The Costes method for [Statistical Significance] relies on the spatial calibration of the image, knowledge of the [Numerical Aperture (N.A.)] of the objective lens, and the fluorescence emission wavelength to calculate how many pixels the point spread function covers in the image. Then it takes the image in one of the channels, and randomizes it by moving PSF sized chunks of the image to random locations in a new random test image. Then it calculates the [Pearson's correlation coefficient (r)] between the randomized image and the original image of the other channel. If the correlation of the randomized image with the real image of the other channel is as good as or better then the correlation between the two real images, then any correlation that you measure is no better then what you would have got by chance for this image. This test is performed many (100) times, and the P-value is output, which is the proportion of random images that had better correlation than the real image. A P-value of 1.00 means that none of the randomised images had better correlation. 0.95 is the normal statistical confidence limit of 95%. Anything lower than that, and the correlation / colocalisation that you measure in the real images is not likely to be better than random chance, and thus is probably not interesting.
In this case the P-value should be 1.00. Since you told it to display the Pearson's correlation (r) values (R values here), they are in another window. You can see they are all close to zero, and in the results you can see that on average the randomized R value is about zero, meaning that the randomized images all had no correlation with the real image. Which is a good thing!
Other available methods, such as Fay and Van Steensel, do the same thing but randomize the image in less rigorous but very simple ways, which may lead to errors such as over or under estimation of the P-value.

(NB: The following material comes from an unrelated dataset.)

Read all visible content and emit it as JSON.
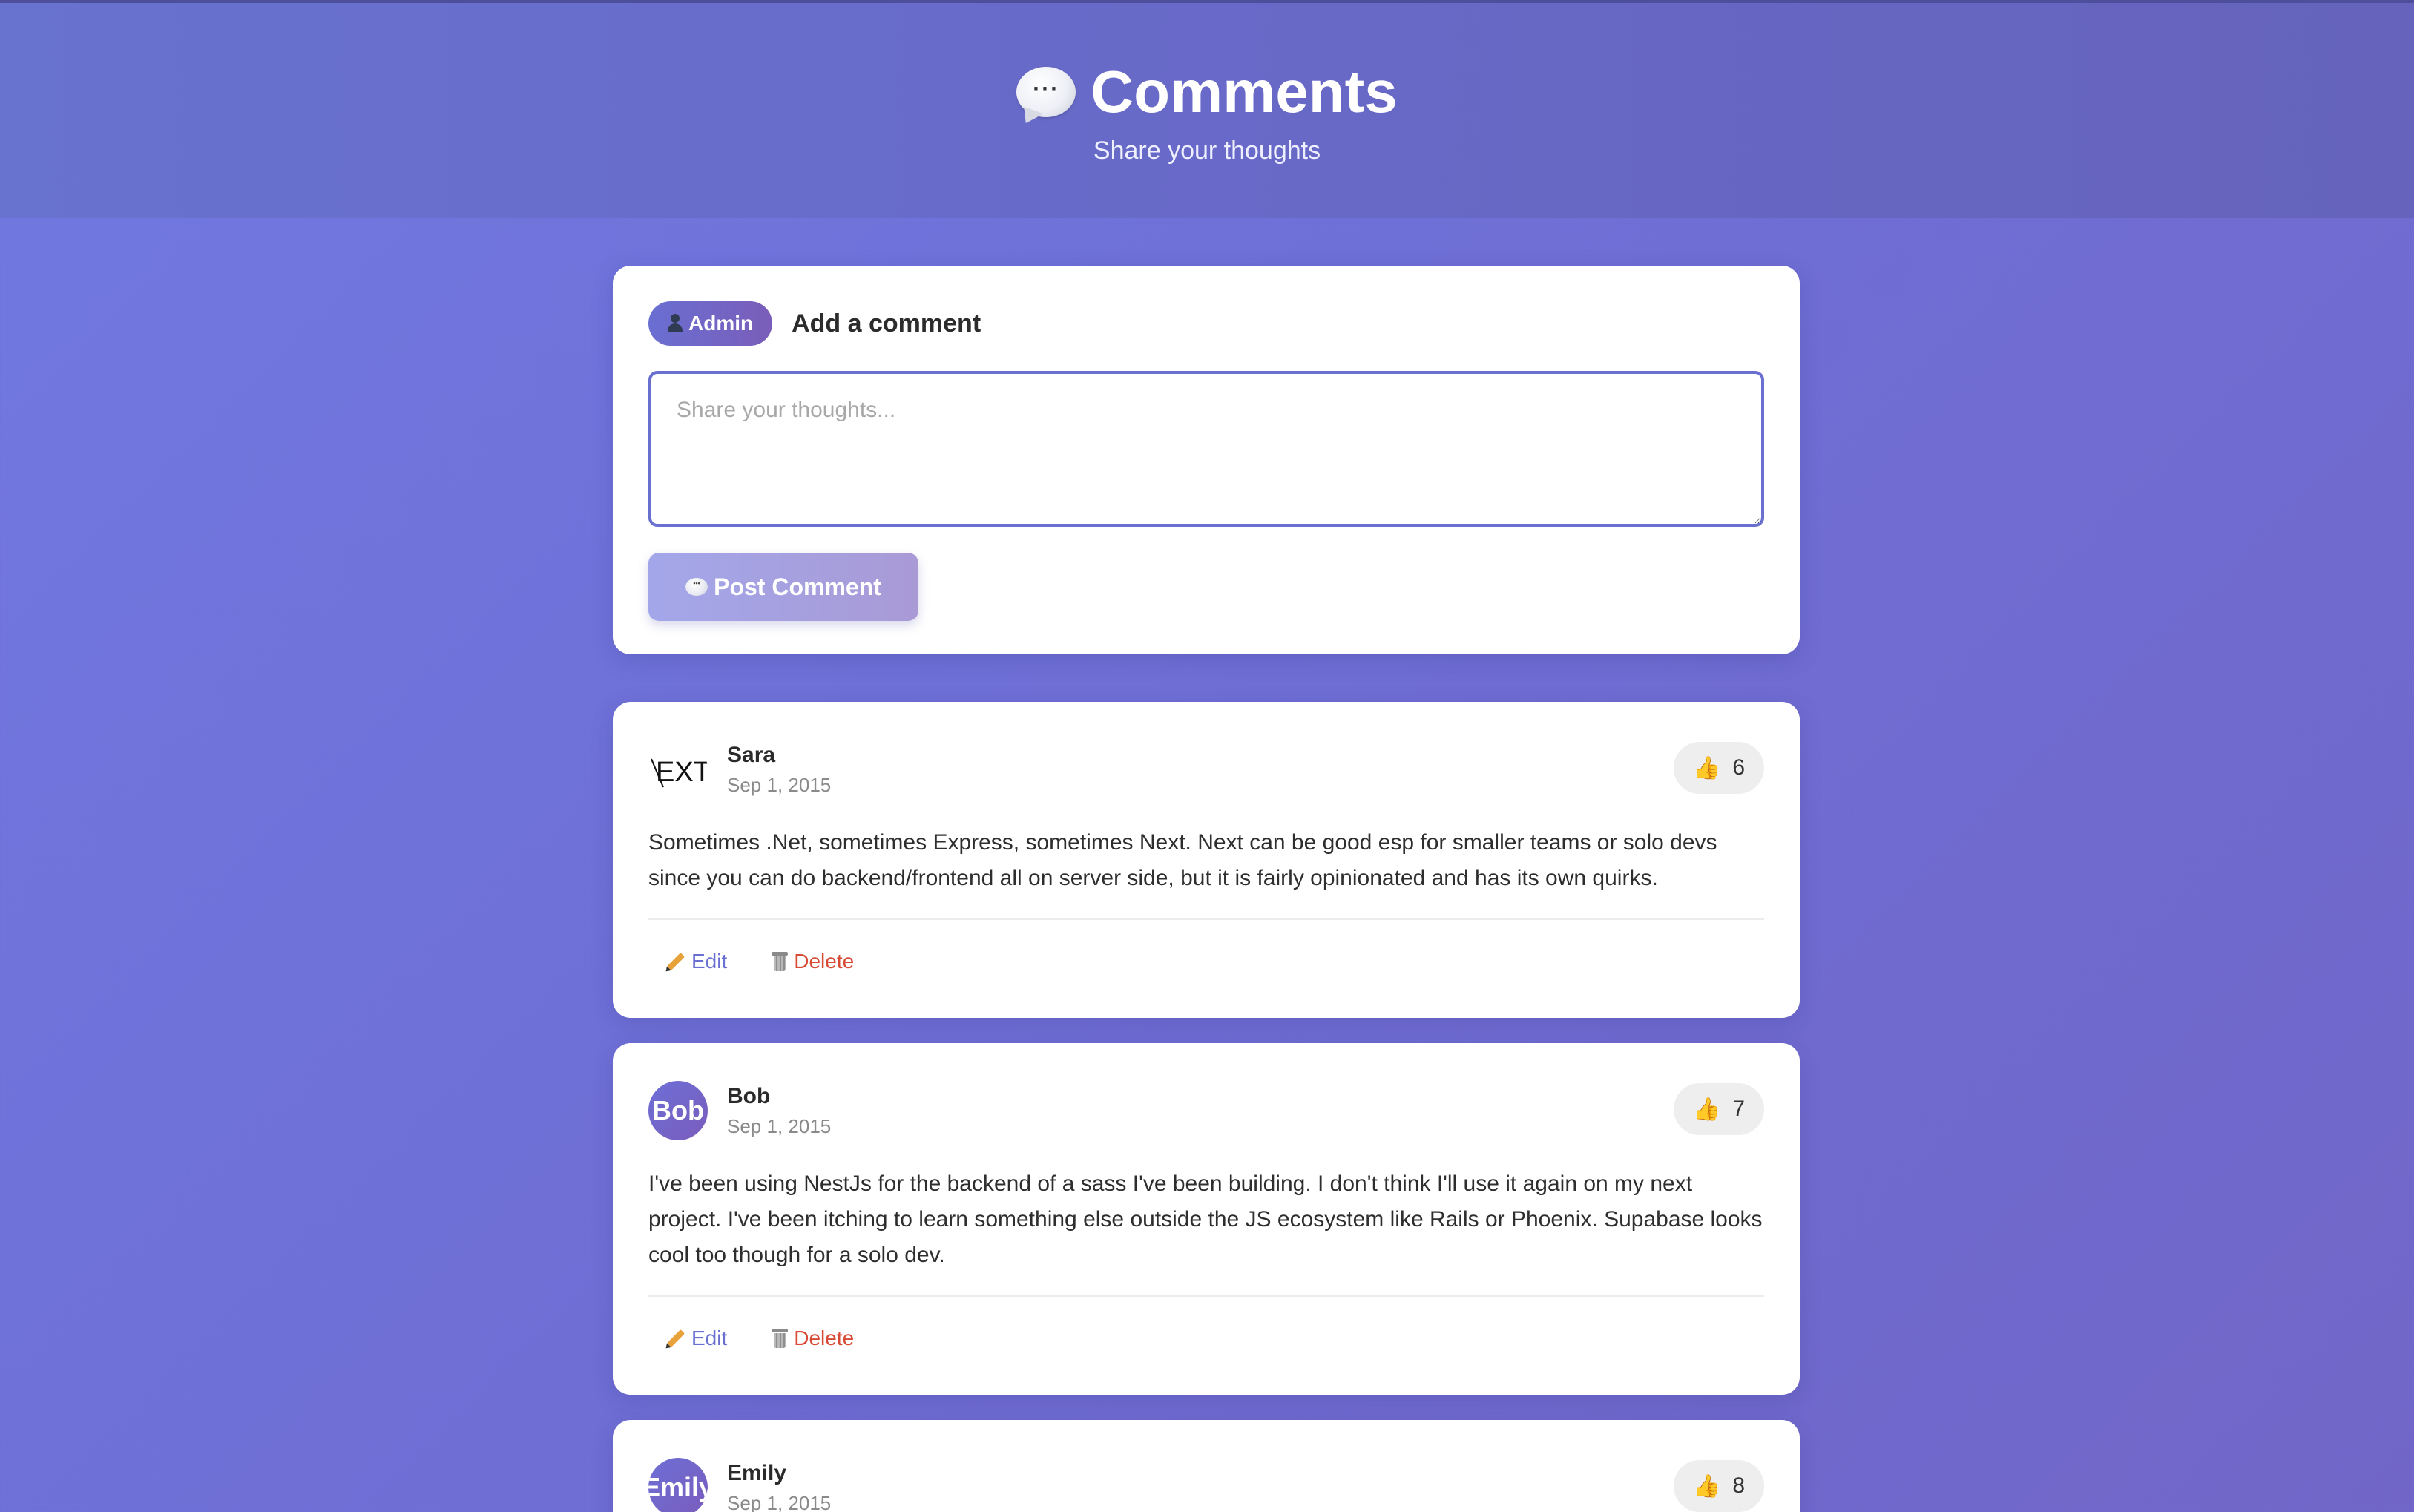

However, they are faster than the Costes method.
Again, as for the Colocalization Threshold plugin, using an ROI here may well make very good sense, as you are only interested in the correlation between the 2 colour channels in parts of the image where the biology you are interested in is located. Background its typically uninteresting, and you can exclude it from the analysis. Its probably sensible to to use the same ROI as you used in the Colocalization Threshold plugin!
Why scatter plots?
Far too often, composite/merge images of red and green channels are considered sufficient to demonstrate colocalisation. This is plain wrong. The problems with red/green merge images for colour-blind people aside, there is another very good reason to require scatter plots: the perception of human eyes and brain can be fooled very easily. Just have a look at this image:
Most people might think that the prominent spirals are in shades of green and blue, but they actually have exactly the same color! You can verify this yourself by calling File>Open Samples>Spirals (Macro) in Fiji.
So... now, how do you feel about determining colocalization by looking for yellow blobs? Doesn't make any much sense does it? You need to measure something, not simply subjectively "look at" a red/green colour merge image.
An even beter reason to always look at scatterplots / 2D histograms / cytofluorograms is that they actually show the thing you are looking for and talking about - the correlation (or not) between the intensities of the 2 colour channels of the pixels over space.